Le teraoctet est en effet l’unité de mesure de la taille du web visible, c’est-à-dire de la portion d’Internet indexable par les moteurs de recherche. Bien que ce chiffre ne soit plus communiqué depuis plus d’un an, on peut estimer qu’un moteur comme Google indexe aujourd’hui quelques dizaines de milliards de pages web, soit tout au plus une centaine de teraoctets de contenu textuel. Le coût du teraoctet étant d’environ 400€, la tâche de stockage du web paraît donc désormais à portée de toute entreprise prête à investir dans cette activité.

C’est ce constat qui a certainement amené récemment la société française Exalead à se positionner à son tour sur le marché de la recherche grand public : en effet, l’entreprise peut se targuer d’indexer plus de 8 milliards de pages avec seulement 150 serveurs. Est-ce à dire que tout un chacun peut aujourd’hui envisager de concurrencer Google ? Certes non, car si stocker est une chose, remplir en est une autre : YouTube, qui dépense plus de un million de dollars par mois en bande passante en sait quelque chose !

Enfin, rechercher en temps réel dans de tels volumes de données représente encore une véritable gageure. Ainsi, une infrastructure de recherche performante doit être répartie et massivement redondante pour garantir des temps de réponse brefs et une forte disponibilité.
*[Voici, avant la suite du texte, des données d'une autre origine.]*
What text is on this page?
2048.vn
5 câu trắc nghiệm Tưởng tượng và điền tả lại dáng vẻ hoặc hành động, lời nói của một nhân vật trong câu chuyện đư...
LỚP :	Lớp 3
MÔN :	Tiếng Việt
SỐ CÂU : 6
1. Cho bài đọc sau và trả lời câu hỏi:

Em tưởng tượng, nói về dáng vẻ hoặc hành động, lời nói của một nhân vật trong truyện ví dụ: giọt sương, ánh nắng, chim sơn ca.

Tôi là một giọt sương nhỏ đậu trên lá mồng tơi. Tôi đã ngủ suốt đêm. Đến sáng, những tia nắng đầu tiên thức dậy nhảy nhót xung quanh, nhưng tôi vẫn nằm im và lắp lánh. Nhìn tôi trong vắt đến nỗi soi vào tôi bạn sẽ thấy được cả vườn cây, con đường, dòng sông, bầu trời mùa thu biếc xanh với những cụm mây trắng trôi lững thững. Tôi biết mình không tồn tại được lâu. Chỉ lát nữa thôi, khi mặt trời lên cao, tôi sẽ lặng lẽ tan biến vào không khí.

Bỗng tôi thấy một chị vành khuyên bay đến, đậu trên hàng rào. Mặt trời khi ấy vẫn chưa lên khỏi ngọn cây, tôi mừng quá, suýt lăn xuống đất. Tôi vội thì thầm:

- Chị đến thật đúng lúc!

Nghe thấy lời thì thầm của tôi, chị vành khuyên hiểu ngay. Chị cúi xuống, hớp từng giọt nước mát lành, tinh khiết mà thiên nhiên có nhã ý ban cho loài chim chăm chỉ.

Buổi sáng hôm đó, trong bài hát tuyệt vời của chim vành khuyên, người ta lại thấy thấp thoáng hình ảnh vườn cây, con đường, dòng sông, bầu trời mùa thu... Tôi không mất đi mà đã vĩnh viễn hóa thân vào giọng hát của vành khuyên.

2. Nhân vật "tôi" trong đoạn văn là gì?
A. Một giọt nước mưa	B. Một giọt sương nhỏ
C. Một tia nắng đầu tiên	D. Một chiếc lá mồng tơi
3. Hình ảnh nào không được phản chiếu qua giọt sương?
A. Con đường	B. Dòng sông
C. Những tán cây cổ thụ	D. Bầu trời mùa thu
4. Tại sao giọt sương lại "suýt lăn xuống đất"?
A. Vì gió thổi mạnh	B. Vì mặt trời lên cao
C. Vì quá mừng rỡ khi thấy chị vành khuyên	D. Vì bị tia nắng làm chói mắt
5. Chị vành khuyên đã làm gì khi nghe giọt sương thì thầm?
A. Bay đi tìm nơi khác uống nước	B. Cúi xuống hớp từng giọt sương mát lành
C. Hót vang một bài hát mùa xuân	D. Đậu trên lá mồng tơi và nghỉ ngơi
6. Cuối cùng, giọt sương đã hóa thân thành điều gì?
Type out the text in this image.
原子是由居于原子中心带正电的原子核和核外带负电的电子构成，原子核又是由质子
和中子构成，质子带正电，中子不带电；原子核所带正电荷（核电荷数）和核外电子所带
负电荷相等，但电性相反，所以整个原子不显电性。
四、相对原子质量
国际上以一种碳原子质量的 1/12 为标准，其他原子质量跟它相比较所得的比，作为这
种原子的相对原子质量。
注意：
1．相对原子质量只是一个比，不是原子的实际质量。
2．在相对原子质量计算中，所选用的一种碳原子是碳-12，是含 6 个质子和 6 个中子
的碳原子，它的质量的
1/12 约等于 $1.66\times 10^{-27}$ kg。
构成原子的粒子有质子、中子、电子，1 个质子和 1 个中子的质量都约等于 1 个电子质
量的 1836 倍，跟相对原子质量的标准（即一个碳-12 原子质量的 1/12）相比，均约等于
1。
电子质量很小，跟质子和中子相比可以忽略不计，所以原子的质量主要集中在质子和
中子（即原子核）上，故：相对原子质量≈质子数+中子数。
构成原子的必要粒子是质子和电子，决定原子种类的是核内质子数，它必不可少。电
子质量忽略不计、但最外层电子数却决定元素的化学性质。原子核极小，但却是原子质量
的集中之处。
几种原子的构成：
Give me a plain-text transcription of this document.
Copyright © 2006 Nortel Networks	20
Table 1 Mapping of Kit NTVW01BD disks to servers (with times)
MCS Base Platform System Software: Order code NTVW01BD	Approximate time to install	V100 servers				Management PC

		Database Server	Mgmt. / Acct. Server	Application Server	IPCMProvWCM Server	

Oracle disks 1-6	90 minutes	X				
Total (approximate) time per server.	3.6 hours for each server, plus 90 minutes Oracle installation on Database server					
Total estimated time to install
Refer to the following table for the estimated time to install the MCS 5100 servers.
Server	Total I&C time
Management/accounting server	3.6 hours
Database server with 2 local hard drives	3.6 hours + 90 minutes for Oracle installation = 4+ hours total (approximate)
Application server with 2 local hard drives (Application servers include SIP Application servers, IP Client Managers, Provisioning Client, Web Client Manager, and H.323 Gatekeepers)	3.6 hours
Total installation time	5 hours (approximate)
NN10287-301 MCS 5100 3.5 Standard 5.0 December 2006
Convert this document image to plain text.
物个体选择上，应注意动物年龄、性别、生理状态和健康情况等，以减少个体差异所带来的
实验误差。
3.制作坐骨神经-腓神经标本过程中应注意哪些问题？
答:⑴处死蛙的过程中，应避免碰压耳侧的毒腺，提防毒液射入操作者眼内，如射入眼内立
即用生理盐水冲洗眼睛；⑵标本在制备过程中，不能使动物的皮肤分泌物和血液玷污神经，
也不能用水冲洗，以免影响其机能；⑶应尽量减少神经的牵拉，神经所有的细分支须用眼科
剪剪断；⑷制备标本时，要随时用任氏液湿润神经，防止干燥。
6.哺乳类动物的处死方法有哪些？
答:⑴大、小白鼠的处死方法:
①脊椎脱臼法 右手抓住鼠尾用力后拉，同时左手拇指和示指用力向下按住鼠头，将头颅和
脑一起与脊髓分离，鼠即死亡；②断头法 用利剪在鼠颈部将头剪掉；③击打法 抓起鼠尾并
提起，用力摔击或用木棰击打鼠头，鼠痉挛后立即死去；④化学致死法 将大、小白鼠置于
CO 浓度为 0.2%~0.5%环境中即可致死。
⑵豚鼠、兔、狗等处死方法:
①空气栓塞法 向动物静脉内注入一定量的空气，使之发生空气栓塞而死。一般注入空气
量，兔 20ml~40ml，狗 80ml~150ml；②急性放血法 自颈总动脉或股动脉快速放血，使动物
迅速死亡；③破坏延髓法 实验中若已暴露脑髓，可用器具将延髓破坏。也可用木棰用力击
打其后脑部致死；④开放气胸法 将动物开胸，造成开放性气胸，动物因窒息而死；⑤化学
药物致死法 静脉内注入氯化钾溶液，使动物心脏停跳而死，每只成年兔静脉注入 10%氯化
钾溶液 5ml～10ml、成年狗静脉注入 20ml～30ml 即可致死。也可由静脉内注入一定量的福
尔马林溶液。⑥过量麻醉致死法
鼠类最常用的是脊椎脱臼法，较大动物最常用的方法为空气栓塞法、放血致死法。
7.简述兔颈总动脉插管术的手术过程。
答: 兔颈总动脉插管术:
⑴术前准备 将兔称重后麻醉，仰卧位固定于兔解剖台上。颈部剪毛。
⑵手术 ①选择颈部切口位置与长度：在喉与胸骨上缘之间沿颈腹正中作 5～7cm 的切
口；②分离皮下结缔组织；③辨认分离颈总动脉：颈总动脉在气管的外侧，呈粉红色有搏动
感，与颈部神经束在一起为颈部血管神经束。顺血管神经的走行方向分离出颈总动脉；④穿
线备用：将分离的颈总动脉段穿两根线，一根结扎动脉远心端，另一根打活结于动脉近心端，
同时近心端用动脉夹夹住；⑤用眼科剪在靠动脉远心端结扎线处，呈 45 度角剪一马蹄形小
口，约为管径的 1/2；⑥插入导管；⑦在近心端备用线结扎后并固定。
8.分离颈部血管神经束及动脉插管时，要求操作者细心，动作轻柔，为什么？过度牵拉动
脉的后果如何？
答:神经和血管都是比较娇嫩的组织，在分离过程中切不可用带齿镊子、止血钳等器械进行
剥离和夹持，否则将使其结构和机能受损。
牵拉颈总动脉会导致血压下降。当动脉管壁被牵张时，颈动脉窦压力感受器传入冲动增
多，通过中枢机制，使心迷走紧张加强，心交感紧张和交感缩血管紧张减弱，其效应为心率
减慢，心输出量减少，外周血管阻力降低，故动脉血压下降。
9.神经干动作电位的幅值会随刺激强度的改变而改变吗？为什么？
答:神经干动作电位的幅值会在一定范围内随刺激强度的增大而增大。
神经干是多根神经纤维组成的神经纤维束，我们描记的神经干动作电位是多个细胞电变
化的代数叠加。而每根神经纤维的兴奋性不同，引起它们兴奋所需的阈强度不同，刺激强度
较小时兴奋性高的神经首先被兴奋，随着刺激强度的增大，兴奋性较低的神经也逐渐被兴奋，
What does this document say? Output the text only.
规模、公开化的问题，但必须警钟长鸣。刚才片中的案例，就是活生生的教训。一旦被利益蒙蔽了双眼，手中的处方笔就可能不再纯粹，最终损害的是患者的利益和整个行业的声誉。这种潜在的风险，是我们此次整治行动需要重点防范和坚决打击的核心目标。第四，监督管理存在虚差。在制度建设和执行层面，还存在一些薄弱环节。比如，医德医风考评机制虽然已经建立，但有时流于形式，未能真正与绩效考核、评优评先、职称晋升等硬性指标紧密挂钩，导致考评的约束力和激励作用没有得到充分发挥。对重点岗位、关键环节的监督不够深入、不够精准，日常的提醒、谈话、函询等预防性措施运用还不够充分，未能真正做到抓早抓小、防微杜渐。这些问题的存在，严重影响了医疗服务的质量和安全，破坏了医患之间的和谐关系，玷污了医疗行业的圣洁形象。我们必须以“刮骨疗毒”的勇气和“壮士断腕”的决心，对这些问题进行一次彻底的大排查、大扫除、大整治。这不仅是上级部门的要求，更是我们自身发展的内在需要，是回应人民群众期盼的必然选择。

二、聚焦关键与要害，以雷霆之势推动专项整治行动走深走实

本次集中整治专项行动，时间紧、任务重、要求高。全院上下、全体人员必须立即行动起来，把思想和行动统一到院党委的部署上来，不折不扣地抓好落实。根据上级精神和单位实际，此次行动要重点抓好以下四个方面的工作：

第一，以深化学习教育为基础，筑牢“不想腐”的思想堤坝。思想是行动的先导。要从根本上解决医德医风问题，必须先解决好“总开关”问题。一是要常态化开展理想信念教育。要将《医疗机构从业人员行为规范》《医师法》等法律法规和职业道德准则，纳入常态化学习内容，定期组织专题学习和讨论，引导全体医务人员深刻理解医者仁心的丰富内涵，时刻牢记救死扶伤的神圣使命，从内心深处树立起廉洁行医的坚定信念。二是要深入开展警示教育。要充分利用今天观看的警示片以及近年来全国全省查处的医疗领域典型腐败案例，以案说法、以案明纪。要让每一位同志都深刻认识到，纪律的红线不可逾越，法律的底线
Des dires mêmes de son président Eric Schmidt, la force de Google réside aujourd’hui beaucoup plus dans son infrastructure qui aligne plusieurs dizaines voire centaines de milliers de serveurs que dans la technicité de ses algorithmes. C’est pourquoi les services de Google étaient pratiquement les seuls à encore fonctionner à Taïwan peu après le récent tremblement de terre en Asie qui a entraîné l’une des premières grandes pannes de l’histoire de l’Internet !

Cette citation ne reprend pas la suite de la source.